Перед посадкой в вертолет — не московская, без толчеи — Долгов угостил нас сигаретами «Шипка», болгарские, вполне приличные. Мерси. Солдатский «Памир» поднадоел: куришь эти сигареты, и пахнет горелой портянкой, не преувеличиваю.

Сначала посадили нарушителя: бережно, как стеклянного, уложили на пол, застланный ковровыми дорожками, под голову — свернутую телогрейку.

Командир корабля сказал:

— Кровью не перепачкайте дорожки.

— Не перепачкаем, — сказал Долгов и, поддерживая раненую руку, опустился на сиденье.

Я устроился рядом, напротив круглого окошка. Борттехник задраил дверь, переступая через ноги, полез по лесенке наверх, к пилотской кабине.

Машину затрясло, грохот двигателя оглушил, в нем потонули все звуки. Шаповаленко что-то спрашивал, и смахивало на телевизор, когда нет звука, — шлепает губами, но ничего не слыхать.

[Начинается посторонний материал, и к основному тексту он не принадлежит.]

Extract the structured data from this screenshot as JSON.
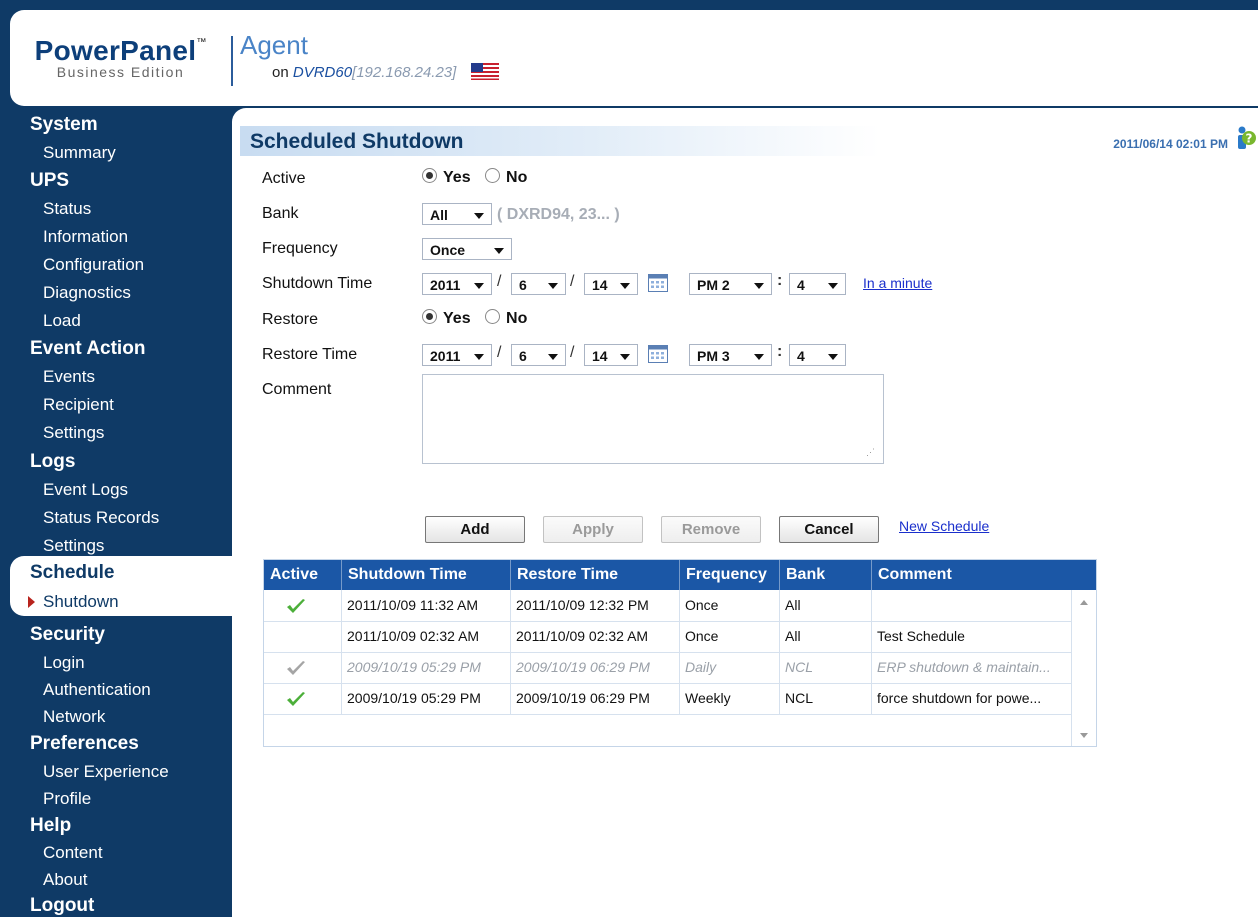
{
  "header": {
    "brand": "PowerPanel",
    "tm": "™",
    "edition": "Business Edition",
    "agent": "Agent",
    "on_label": "on",
    "host": "DVRD60",
    "ip_open": "[",
    "ip": "192.168.24.23",
    "ip_close": "]",
    "flag_icon": "us-flag-icon"
  },
  "sidebar": {
    "categories": [
      {
        "label": "System",
        "items": [
          "Summary"
        ]
      },
      {
        "label": "UPS",
        "items": [
          "Status",
          "Information",
          "Configuration",
          "Diagnostics",
          "Load"
        ]
      },
      {
        "label": "Event Action",
        "items": [
          "Events",
          "Recipient",
          "Settings"
        ]
      },
      {
        "label": "Logs",
        "items": [
          "Event Logs",
          "Status Records",
          "Settings"
        ]
      },
      {
        "label": "Schedule",
        "items": [
          "Shutdown"
        ]
      },
      {
        "label": "Security",
        "items": [
          "Login",
          "Authentication",
          "Network"
        ]
      },
      {
        "label": "Preferences",
        "items": [
          "User Experience",
          "Profile"
        ]
      },
      {
        "label": "Help",
        "items": [
          "Content",
          "About"
        ]
      },
      {
        "label": "Logout",
        "items": []
      }
    ]
  },
  "main": {
    "title": "Scheduled Shutdown",
    "datetime": "2011/06/14 02:01 PM",
    "form": {
      "active_label": "Active",
      "yes": "Yes",
      "no": "No",
      "bank_label": "Bank",
      "bank_value": "All",
      "bank_devices": "( DXRD94, 23... )",
      "frequency_label": "Frequency",
      "frequency_value": "Once",
      "shutdown_time_label": "Shutdown Time",
      "shutdown": {
        "year": "2011",
        "month": "6",
        "day": "14",
        "hour": "PM 2",
        "minute": "4"
      },
      "in_a_minute": "In a minute",
      "restore_label": "Restore",
      "restore_time_label": "Restore Time",
      "restore": {
        "year": "2011",
        "month": "6",
        "day": "14",
        "hour": "PM 3",
        "minute": "4"
      },
      "comment_label": "Comment",
      "comment_value": "",
      "slash": "/",
      "colon": ":"
    },
    "buttons": {
      "add": "Add",
      "apply": "Apply",
      "remove": "Remove",
      "cancel": "Cancel",
      "new_schedule": "New Schedule"
    },
    "table": {
      "headers": [
        "Active",
        "Shutdown Time",
        "Restore  Time",
        "Frequency",
        "Bank",
        "Comment"
      ],
      "rows": [
        {
          "active": "check-green",
          "shutdown": "2011/10/09 11:32 AM",
          "restore": "2011/10/09 12:32 PM",
          "frequency": "Once",
          "bank": "All",
          "comment": ""
        },
        {
          "active": "",
          "shutdown": "2011/10/09 02:32 AM",
          "restore": "2011/10/09 02:32 AM",
          "frequency": "Once",
          "bank": "All",
          "comment": "Test Schedule"
        },
        {
          "active": "check-gray",
          "shutdown": "2009/10/19 05:29 PM",
          "restore": "2009/10/19 06:29 PM",
          "frequency": "Daily",
          "bank": "NCL",
          "comment": "ERP shutdown & maintain..."
        },
        {
          "active": "check-green",
          "shutdown": "2009/10/19 05:29 PM",
          "restore": "2009/10/19 06:29 PM",
          "frequency": "Weekly",
          "bank": "NCL",
          "comment": "force shutdown for powe..."
        }
      ]
    }
  },
  "colors": {
    "nav_bg": "#0f3a66",
    "table_header": "#1b57a6",
    "check_green": "#4caf3a",
    "link": "#1a2fcc"
  }
}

Сиденье жесткое, неуютное. У правого борта — желтый металлический бак с бензином. Приборов со стрелками и делениями, проводов, проводков, проводочков — как в космическом корабле. За рейку засунут бортовой журнал: МИ-4. Вези, МИ-4. Я пользовался услугами метро, автобуса, троллейбуса, трамвая, поезда, самолета, теплохода, на вертолете впервые. Жалко, билеты на вертолете не полагаются. Я собирал трамвайные, автобусные и троллейбусные — счастливые — билеты: сумма цифр слева равна сумме цифр справа. Довольно часто с катушки доставались такие билеты. Видать, счастливчик.

Вертолет оторвался от земли, набрал высоту. Грохот и треск мотора, временами машину встряхивало, словно она оступалась на выбоинах. Было душно, донимали липучие мухи.

Я уперся лбом в оконце. Внизу — пустыня: серые барханы, зеленые пятна колючки, саксаульник, гребенчук. Пустыня, которую мы преодолевали полсуток в муках и которую вертолет шутя преодолеет за каких-нибудь двадцать минут. Даже обидно стало.

Пески не были безлюдными: отара, сопровождаемая волкодавами, на ишаке — чабан, верблюжий караван, меж горбами — мешки, на переднем верблюде — туркмен: видимо, везет продукты на кош[4]. А нам тогда никто не попадался, ни единой души не было.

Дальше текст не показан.